16. Il résulte de ces dispositions que, lorsque le préfet prend, à l’encontre d’un étranger, une décision portant obligation de quitter le territoire français ne comportant aucun délai de départ, il lui appartient d’assortir sa décision d’une interdiction de retour sur le territoire français, sauf dans le cas où des circonstances humanitaires y feraient obstacle. Seule la durée de cette interdiction de retour doit être appréciée au regard des quatre critères énumérés à l’article L. 612-10 du code précité. A cet égard, si, après prise en compte de chacun de ces quatre critères, le préfet ne retient pas certains éléments correspondant à l’un ou certains d’entre eux au nombre des motifs de sa décision, il n’est pas tenu, à peine d’irrégularité, de le préciser expressément.
17.Il résulte des dispositions précitées que le préfet de la Moselle pouvait légalement, dès lors qu’il n’a pas accordé de délai de départ volontaire à M. A… et que ce dernier ne fait état d’aucune circonstance humanitaire, assortir l’obligation de quitter le territoire français prise à son encontre d’une interdiction de retour sur le territoire français. D’autre part, il ressort des termes de l’arrêté attaqué que M. A… se serait soustrait à une précédente mesure d’éloignement, le 25 juin 2018, cette circonstance n’étant pas contestée par l’intéressé. Enfin, le requérant, célibataire et sans charge de famille, ne fait état d’aucun liens personnels et familiaux d’une particulière intensité sur le territoire français, ainsi qu’il a été dit au point 12. Dans ces conditions, M. A… n’est pas fondé à soutenir que le préfet de la Moselle a entaché sa décision d’une erreur manifeste d’appréciation en lui interdisant le retour sur le territoire français pour une durée de deux ans, ni que cette durée est disproportionnée. Par suite, ces moyens doivent être écartés.
18. Il résulte de tout ce qui précède que les conclusions à fin d’annulation présentées par M. A… doivent être rejetées, ainsi que par voie de conséquence, celles à fin d’injonction et celles présentées au titre des frais du litige.
D E C I D E :
Article 1er : La requête de M. A… est rejetée.
Article 2 : Le présent jugement sera notifié à M. B… A… et au préfet de la Moselle.

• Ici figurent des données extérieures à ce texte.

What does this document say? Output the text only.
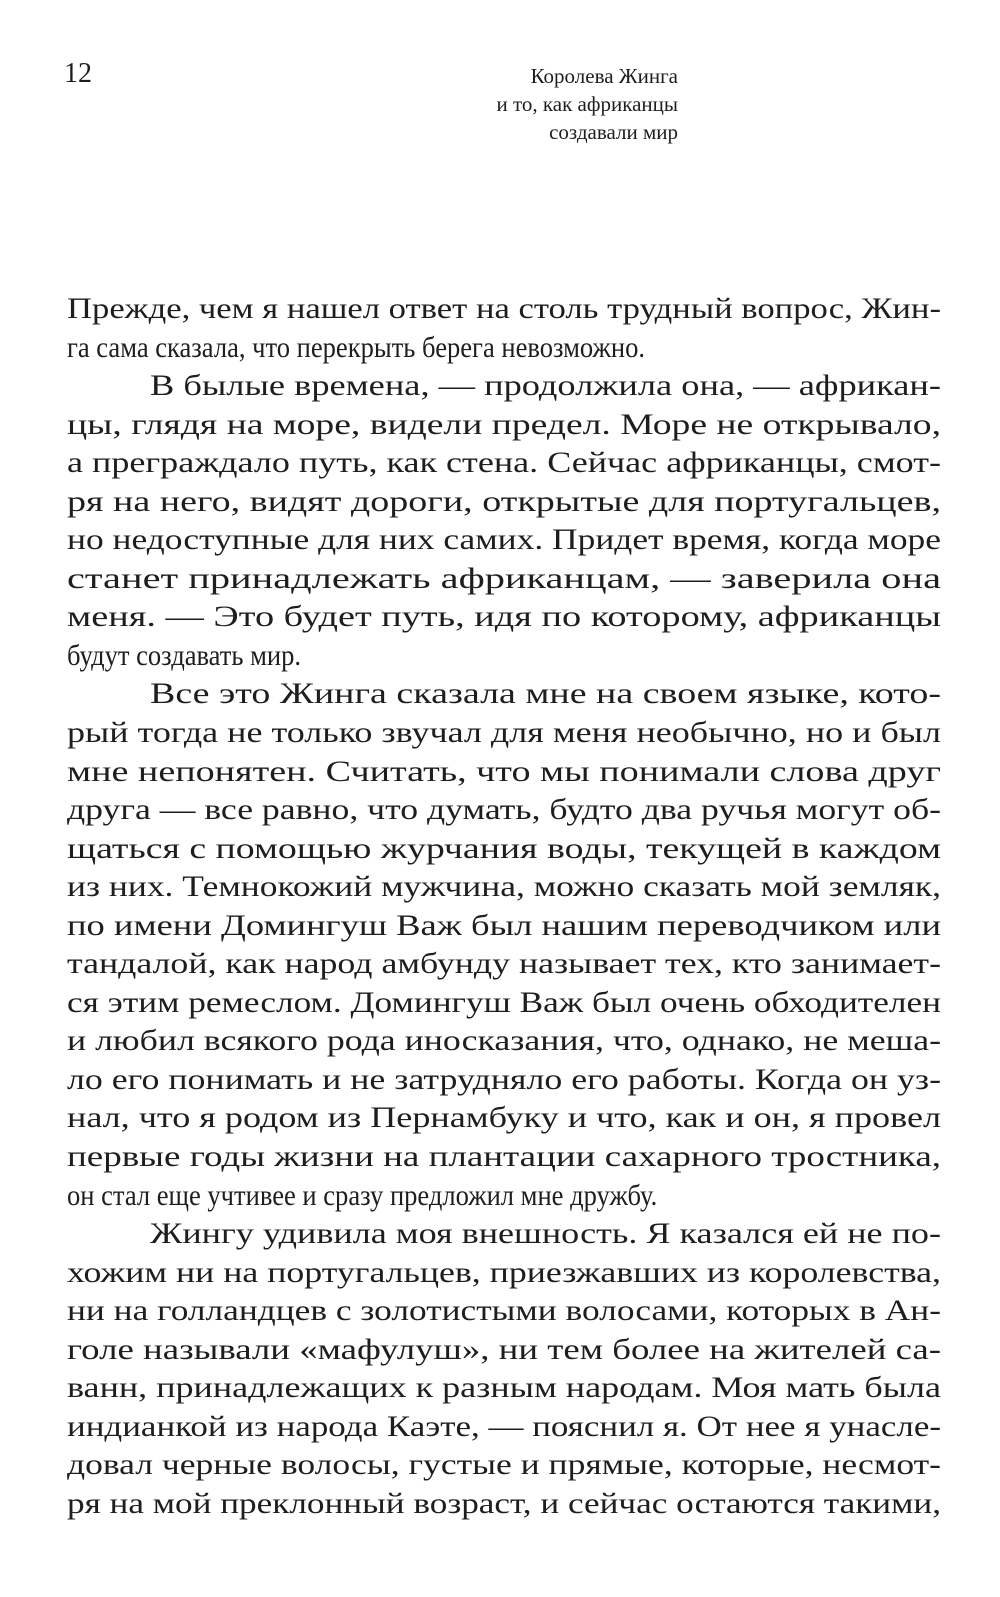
12	Королева Жинга
и то, как африканцы
создавали мир
Прежде, чем я нашел ответ на столь трудный вопрос, Жин-
га сама сказала, что перекрыть берега невозможно.
В былые времена, — продолжила она, — африкан-
цы, глядя на море, видели предел. Море не открывало,
а преграждало путь, как стена. Сейчас африканцы, смот-
ря на него, видят дороги, открытые для португальцев,
но недоступные для них самих. Придет время, когда море
станет принадлежать африканцам, — заверила она
меня. — Это будет путь, идя по которому, африканцы
будут создавать мир.
Все это Жинга сказала мне на своем языке, кото-
рый тогда не только звучал для меня необычно, но и был
мне непонятен. Считать, что мы понимали слова друг
друга — все равно, что думать, будто два ручья могут об-
щаться с помощью журчания воды, текущей в каждом
из них. Темнокожий мужчина, можно сказать мой земляк,
по имени Домингуш Важ был нашим переводчиком или
тандалой, как народ амбунду называет тех, кто занимает-
ся этим ремеслом. Домингуш Важ был очень обходителен
и любил всякого рода иносказания, что, однако, не меша-
ло его понимать и не затрудняло его работы. Когда он уз-
нал, что я родом из Пернамбуку и что, как и он, я провел
первые годы жизни на плантации сахарного тростника,
он стал еще учтивее и сразу предложил мне дружбу.
Жингу удивила моя внешность. Я казался ей не по-
хожим ни на португальцев, приезжавших из королевства,
ни на голландцев с золотистыми волосами, которых в Ан-
голе называли «мафулуш», ни тем более на жителей са-
ванн, принадлежащих к разным народам. Моя мать была
индианкой из народа Каэте, — пояснил я. От нее я унасле-
довал черные волосы, густые и прямые, которые, несмот-
ря на мой преклонный возраст, и сейчас остаются такими,
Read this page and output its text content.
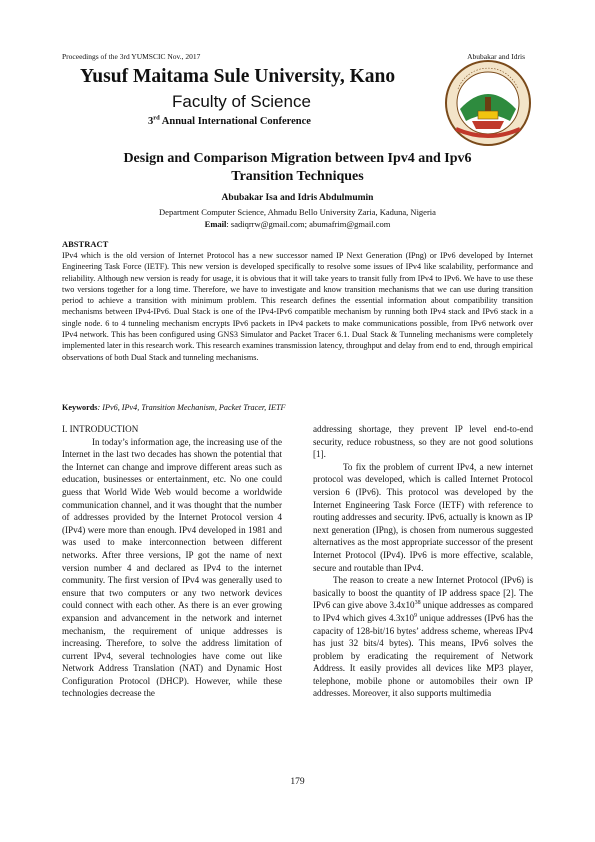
Proceedings of the 3rd YUMSCIC Nov., 2017	Abubakar and Idris
Yusuf Maitama Sule University, Kano
Faculty of Science
3rd Annual International Conference
Design and Comparison Migration between Ipv4 and Ipv6
Transition Techniques
Abubakar Isa and Idris Abdulmumin
Department Computer Science, Ahmadu Bello University Zaria, Kaduna, Nigeria
Email: sadiqrrw@gmail.com; abumafrim@gmail.com
ABSTRACT
IPv4 which is the old version of Internet Protocol has a new successor named IP Next Generation (IPng) or IPv6 developed by Internet Engineering Task Force (IETF). This new version is developed specifically to resolve some issues of IPv4 like scalability, performance and reliability. Although new version is ready for usage, it is obvious that it will take years to transit fully from IPv4 to IPv6. We have to use these two versions together for a long time. Therefore, we have to investigate and know transition mechanisms that we can use during transition period to achieve a transition with minimum problem. This research defines the essential information about compatibility transition mechanisms between IPv4-IPv6. Dual Stack is one of the IPv4-IPv6 compatible mechanism by running both IPv4 stack and IPv6 stack in a single node. 6 to 4 tunneling mechanism encrypts IPv6 packets in IPv4 packets to make communications possible, from IPv6 network over IPv4 network. This has been configured using GNS3 Simulator and Packet Tracer 6.1. Dual Stack & Tunneling mechanisms were completely implemented later in this research work. This research examines transmission latency, throughput and delay from end to end, through empirical observations of both Dual Stack and tunneling mechanisms.
Keywords: IPv6, IPv4, Transition Mechanism, Packet Tracer, IETF

I. INTRODUCTION

In today’s information age, the increasing use of the Internet in the last two decades has shown the potential that the Internet can change and improve different areas such as education, businesses or entertainment, etc. No one could guess that World Wide Web would become a worldwide communication channel, and it was thought that the number of addresses provided by the Internet Protocol version 4 (IPv4) were more than enough. IPv4 developed in 1981 and was used to make interconnection between different networks. After three versions, IP got the name of next version number 4 and declared as IPv4 to the internet community. The first version of IPv4 was generally used to ensure that two computers or any two network devices could connect with each other. As there is an ever growing expansion and advancement in the network and internet mechanism, the requirement of unique addresses is increasing. Therefore, to solve the address limitation of current IPv4, several technologies have come out like Network Address Translation (NAT) and Dynamic Host Configuration Protocol (DHCP). However, while these technologies decrease the

addressing shortage, they prevent IP level end-to-end security, reduce robustness, so they are not good solutions [1].

To fix the problem of current IPv4, a new internet protocol was developed, which is called Internet Protocol version 6 (IPv6). This protocol was developed by the Internet Engineering Task Force (IETF) with reference to routing addresses and security. IPv6, actually is known as IP next generation (IPng), is chosen from numerous suggested alternatives as the most appropriate successor of the present Internet Protocol (IPv4). IPv6 is more effective, scalable, secure and routable than IPv4.

The reason to create a new Internet Protocol (IPv6) is basically to boost the quantity of IP address space [2]. The IPv6 can give above $3.4x10^{38}$ unique addresses as compared to IPv4 which gives $4.3x10^9$ unique addresses (IPv6 has the capacity of 128-bit/16 bytes’ address scheme, whereas IPv4 has just 32 bits/4 bytes). This means, IPv6 solves the problem by eradicating the requirement of Network Address. It easily provides all devices like MP3 player, telephone, mobile phone or automobiles their own IP addresses. Moreover, it also supports multimedia

179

Délibéré après l’audience du 21 octobre 2025, à laquelle siégeaient :
- M. Gracia, président,
- Mme Renvoise, première conseillère,
- M. Rannou, conseiller.
Rendu public par mise à disposition au greffe le 12 novembre 2025.
Le président rapporteur,
J-Ch. GRACIA
L’assesseure la plus ancienne,
T. RENVOISE
La greffière,
P. TARDY-PANIT
La République mande et ordonne au préfet de la Moselle en ce qui le concerne ou à tous commissaires de justice à ce requis en ce qui concerne les voies de droit commun contre les parties privées, de pourvoir à l’exécution de la présente décision.